Keir Starmer schooled Boris Johnson on the proper way to abstain this afternoon. After the Prime Minister chastised the Labour leader for abstaining in the vote on the new tier system, Starmer highlighted Johnson ducking the division on Heathrow expansion – which he had previously vowed to do all he could to stop – with a timely trip in 2018. “When I abstain,” he said. “I come to the House and explain. When the Prime Minister abstains, he runs away to Afghanistan and gives the taxpayer a £20,000 bill.” Starmer also used PMQs today to press the PM on what support the government will provide to those affected by the collapse of Arcadia and Debenhams, to which Johnson had no answer. Nevertheless, the PM managed to land a blow at the end on Labour’s abstention on Tuesday evening: “Captain Hindsight is rising rapidly up the ranks and has become General Indecision.”

But the real focus of the day was the vaccine, of course. The hopeful news that the UK has become the first country in the world to approve the Pfizer/BioNTech Covid vaccine for use next week. The Labour leader stressed the issues on everyone’s mind: who gets it first? How will it be rolled out, and even with the vaccine, how do we combat fake, anti-vaxer disinformation to ensure adequate uptake? He highlighted that the number of people in the two top priority groups in the first phase of the rollout (care home residents and their carers, those over 80 and frontline health and social care workers) exceed the 400,000 vaccines available. He referred to concerns raised by the Welsh Labour government that the extremely low temperature needed for the vaccine mean it cannot currently be administered to care homes.

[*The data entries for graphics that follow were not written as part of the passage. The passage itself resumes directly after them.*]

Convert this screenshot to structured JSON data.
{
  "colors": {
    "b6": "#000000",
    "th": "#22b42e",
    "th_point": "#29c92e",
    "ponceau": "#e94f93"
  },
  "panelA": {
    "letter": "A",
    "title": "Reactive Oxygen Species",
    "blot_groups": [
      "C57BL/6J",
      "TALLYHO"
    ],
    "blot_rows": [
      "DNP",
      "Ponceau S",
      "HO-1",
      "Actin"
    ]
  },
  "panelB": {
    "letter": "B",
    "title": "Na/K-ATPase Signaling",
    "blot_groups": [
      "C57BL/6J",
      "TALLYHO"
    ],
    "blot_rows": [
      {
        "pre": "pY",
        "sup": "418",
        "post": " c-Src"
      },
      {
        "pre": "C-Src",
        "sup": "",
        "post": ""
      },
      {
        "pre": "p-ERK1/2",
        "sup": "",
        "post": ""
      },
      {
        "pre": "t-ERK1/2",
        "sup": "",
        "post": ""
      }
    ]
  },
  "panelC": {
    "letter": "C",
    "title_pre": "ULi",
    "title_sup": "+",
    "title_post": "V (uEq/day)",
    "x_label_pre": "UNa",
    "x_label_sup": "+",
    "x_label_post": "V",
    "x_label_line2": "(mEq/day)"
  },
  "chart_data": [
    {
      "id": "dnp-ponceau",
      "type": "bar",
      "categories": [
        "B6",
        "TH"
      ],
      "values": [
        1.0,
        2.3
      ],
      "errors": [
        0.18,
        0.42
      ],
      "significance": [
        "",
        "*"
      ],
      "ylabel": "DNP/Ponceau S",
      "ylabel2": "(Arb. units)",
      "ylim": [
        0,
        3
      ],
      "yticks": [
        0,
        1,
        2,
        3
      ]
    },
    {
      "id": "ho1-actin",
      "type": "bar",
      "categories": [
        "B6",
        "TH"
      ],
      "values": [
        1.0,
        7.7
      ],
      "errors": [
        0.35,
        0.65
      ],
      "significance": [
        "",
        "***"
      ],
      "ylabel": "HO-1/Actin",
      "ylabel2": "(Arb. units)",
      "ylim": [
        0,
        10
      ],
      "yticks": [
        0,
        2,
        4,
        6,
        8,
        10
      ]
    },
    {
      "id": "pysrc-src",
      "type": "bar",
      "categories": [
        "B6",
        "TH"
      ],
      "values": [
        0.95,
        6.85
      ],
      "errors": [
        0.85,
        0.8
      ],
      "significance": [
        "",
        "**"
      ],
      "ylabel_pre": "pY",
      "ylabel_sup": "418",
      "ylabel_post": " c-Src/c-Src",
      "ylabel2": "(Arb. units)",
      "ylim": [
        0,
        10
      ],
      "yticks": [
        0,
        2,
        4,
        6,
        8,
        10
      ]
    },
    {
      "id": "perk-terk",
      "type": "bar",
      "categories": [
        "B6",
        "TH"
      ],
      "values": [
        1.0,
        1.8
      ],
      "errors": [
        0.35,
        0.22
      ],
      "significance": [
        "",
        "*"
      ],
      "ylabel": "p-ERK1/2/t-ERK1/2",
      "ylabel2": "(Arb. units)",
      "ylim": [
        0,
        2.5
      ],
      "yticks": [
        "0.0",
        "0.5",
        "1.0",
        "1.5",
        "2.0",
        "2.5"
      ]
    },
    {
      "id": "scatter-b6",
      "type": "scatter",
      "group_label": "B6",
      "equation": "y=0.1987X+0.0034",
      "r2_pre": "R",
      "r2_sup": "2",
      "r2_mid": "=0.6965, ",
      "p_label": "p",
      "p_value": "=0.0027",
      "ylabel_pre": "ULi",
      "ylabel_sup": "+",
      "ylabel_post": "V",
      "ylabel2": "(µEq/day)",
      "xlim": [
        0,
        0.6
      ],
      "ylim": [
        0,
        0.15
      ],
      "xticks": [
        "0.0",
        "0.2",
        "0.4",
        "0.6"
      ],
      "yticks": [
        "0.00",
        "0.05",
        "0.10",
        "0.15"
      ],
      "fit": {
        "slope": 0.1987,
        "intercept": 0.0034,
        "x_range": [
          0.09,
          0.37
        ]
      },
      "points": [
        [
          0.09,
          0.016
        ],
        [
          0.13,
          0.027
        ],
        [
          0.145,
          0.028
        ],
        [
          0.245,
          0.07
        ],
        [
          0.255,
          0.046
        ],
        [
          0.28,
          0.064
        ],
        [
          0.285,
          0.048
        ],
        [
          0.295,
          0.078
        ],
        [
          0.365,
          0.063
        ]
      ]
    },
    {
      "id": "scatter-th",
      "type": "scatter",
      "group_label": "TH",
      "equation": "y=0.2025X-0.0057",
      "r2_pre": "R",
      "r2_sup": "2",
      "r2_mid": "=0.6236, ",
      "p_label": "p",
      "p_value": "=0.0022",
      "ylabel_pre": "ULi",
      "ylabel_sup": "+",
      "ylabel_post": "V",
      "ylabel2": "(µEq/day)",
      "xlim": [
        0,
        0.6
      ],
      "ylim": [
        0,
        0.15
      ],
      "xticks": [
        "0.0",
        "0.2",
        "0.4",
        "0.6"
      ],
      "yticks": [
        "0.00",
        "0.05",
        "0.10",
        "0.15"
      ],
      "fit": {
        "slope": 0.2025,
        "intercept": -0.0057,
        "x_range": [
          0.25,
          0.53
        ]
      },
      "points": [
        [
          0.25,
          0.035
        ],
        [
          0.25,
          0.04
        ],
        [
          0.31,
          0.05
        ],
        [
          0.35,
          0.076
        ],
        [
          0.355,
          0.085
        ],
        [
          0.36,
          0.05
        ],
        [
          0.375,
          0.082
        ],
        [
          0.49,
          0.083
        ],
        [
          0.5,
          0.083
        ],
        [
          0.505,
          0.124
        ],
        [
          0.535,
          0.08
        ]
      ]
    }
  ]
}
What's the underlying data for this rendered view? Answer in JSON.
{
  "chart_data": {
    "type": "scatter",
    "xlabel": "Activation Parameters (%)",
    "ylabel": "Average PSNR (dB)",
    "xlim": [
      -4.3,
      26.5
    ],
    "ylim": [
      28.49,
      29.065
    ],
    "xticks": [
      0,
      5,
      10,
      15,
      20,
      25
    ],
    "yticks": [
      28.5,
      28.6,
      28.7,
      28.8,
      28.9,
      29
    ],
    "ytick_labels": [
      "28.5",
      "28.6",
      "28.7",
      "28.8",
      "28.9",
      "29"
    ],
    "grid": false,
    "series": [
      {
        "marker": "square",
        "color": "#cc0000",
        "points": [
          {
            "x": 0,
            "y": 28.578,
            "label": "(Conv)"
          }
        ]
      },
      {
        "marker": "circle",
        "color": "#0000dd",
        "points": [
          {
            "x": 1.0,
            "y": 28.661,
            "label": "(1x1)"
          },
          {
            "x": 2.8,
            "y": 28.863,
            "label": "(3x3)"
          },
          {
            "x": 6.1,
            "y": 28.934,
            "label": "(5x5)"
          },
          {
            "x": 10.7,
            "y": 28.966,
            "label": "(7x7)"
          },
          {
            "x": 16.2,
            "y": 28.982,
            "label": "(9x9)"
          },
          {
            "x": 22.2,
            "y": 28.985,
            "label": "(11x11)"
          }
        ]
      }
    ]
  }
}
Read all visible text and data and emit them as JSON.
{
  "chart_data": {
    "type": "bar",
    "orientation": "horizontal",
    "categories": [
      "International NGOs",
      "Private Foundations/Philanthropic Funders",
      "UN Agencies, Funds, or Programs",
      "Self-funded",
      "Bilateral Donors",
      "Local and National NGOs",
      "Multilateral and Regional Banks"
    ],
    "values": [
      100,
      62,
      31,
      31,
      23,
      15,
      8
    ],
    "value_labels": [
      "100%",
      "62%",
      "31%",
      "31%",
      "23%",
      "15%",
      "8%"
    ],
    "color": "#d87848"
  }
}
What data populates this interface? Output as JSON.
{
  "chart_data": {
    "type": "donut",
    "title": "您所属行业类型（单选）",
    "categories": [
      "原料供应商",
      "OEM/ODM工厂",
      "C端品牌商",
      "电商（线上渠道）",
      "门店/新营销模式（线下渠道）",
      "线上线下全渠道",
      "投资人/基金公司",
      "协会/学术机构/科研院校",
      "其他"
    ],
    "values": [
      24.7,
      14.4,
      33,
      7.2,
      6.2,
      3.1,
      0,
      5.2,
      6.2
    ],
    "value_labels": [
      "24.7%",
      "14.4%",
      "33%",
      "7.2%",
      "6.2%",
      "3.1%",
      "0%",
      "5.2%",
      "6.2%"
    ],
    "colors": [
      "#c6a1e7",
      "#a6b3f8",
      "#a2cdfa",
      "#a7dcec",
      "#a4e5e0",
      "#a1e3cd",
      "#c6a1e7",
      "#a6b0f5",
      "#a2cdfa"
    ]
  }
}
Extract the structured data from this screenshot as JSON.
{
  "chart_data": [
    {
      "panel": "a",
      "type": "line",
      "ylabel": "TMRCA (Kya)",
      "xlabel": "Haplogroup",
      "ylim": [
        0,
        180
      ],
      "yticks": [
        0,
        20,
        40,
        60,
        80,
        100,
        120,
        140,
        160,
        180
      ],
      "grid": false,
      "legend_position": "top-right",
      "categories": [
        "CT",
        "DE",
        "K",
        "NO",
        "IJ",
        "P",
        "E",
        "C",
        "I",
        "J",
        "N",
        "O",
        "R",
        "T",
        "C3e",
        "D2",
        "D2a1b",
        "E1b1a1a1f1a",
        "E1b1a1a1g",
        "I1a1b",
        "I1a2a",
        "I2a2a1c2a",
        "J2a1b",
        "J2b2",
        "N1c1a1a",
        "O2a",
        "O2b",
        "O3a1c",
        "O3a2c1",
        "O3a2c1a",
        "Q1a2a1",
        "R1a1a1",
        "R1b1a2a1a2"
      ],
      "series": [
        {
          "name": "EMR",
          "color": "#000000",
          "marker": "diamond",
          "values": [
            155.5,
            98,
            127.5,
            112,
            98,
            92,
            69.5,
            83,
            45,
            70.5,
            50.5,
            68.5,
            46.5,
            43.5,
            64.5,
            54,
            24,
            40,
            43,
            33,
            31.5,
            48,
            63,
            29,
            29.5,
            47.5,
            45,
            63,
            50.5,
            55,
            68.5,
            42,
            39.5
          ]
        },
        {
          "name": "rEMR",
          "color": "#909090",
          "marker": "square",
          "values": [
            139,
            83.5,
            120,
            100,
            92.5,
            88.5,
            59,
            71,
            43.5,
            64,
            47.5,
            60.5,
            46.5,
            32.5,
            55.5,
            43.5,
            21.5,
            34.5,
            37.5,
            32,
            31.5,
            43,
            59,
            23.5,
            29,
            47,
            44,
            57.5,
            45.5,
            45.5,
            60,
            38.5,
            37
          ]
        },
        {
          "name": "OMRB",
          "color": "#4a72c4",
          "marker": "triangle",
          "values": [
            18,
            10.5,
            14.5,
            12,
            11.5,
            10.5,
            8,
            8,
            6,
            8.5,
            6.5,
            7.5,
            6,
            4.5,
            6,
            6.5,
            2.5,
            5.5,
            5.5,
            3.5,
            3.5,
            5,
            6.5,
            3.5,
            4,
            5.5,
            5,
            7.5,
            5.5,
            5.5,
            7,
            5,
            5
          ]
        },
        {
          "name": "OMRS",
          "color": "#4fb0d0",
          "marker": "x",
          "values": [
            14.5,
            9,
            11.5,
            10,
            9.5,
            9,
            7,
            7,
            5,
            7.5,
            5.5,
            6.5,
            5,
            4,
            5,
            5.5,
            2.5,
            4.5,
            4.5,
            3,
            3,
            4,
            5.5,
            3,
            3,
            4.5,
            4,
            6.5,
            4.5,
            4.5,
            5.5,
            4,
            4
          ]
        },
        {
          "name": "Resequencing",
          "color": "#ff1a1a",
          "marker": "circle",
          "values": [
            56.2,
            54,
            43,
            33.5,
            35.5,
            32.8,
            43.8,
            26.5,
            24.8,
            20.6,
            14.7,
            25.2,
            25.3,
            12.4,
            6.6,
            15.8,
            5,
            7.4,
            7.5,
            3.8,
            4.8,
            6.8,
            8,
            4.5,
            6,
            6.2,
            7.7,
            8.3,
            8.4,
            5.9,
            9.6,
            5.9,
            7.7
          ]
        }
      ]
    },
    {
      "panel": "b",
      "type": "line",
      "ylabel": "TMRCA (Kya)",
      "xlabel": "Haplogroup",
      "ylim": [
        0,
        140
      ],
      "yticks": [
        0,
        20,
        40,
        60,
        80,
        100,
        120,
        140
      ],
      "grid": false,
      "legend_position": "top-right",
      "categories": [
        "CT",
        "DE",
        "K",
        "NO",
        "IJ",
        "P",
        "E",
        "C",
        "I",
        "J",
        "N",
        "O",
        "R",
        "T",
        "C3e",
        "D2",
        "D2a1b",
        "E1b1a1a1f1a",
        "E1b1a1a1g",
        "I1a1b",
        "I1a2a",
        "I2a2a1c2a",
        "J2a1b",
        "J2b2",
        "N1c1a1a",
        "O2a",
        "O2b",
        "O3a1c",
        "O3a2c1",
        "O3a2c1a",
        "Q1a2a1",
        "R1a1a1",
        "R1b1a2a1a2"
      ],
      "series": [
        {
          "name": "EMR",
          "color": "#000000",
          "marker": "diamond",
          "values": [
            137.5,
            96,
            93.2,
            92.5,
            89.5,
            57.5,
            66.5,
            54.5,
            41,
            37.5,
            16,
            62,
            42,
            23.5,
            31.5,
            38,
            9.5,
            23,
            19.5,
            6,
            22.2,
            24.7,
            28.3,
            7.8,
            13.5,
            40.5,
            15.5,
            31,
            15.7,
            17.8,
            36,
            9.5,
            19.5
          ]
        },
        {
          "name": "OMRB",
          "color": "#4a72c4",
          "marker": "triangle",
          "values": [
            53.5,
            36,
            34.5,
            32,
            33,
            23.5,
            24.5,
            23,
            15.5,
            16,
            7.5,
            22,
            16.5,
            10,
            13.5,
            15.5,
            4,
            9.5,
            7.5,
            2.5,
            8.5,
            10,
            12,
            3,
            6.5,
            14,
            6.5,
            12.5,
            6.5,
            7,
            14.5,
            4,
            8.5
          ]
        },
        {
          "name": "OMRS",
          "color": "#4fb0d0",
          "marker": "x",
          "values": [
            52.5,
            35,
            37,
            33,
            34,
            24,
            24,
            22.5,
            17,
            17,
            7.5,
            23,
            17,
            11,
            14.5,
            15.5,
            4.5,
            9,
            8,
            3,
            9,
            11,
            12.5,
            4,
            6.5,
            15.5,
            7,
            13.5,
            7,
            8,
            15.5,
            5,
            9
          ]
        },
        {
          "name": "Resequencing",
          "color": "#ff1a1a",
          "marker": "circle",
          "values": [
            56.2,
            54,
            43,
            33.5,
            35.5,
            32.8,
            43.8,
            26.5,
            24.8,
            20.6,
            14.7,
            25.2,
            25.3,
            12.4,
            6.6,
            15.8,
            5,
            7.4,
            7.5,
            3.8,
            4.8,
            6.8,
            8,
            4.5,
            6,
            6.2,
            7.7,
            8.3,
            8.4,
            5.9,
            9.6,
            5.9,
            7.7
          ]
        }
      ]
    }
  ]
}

The PM had no detailed answers for the leader of the opposition this afternoon. He said the government is working on the “logistical challenges”; mentioned the long- (and still) awaited online harms bill to combat disinformation; and stressed that people should not “get their hopes up too soon about the speed with which we’ll be able to roll out this vaccine”. That shouldn’t be too hard for everyone, given the multitude of monumental cock ups over personal protective equipment, the app, the NHS test and trace system, employment and business support, restrictions and more since March. Though detailed answers were not given, the Labour leader laid the groundwork for the questions that will surely dominate over the coming months. The news today is good, possibly the best in nine months, but we are by no means through this crisis. The UK is now armed with a vaccine. But, based on its record so far, how much can we trust this government on its roll out?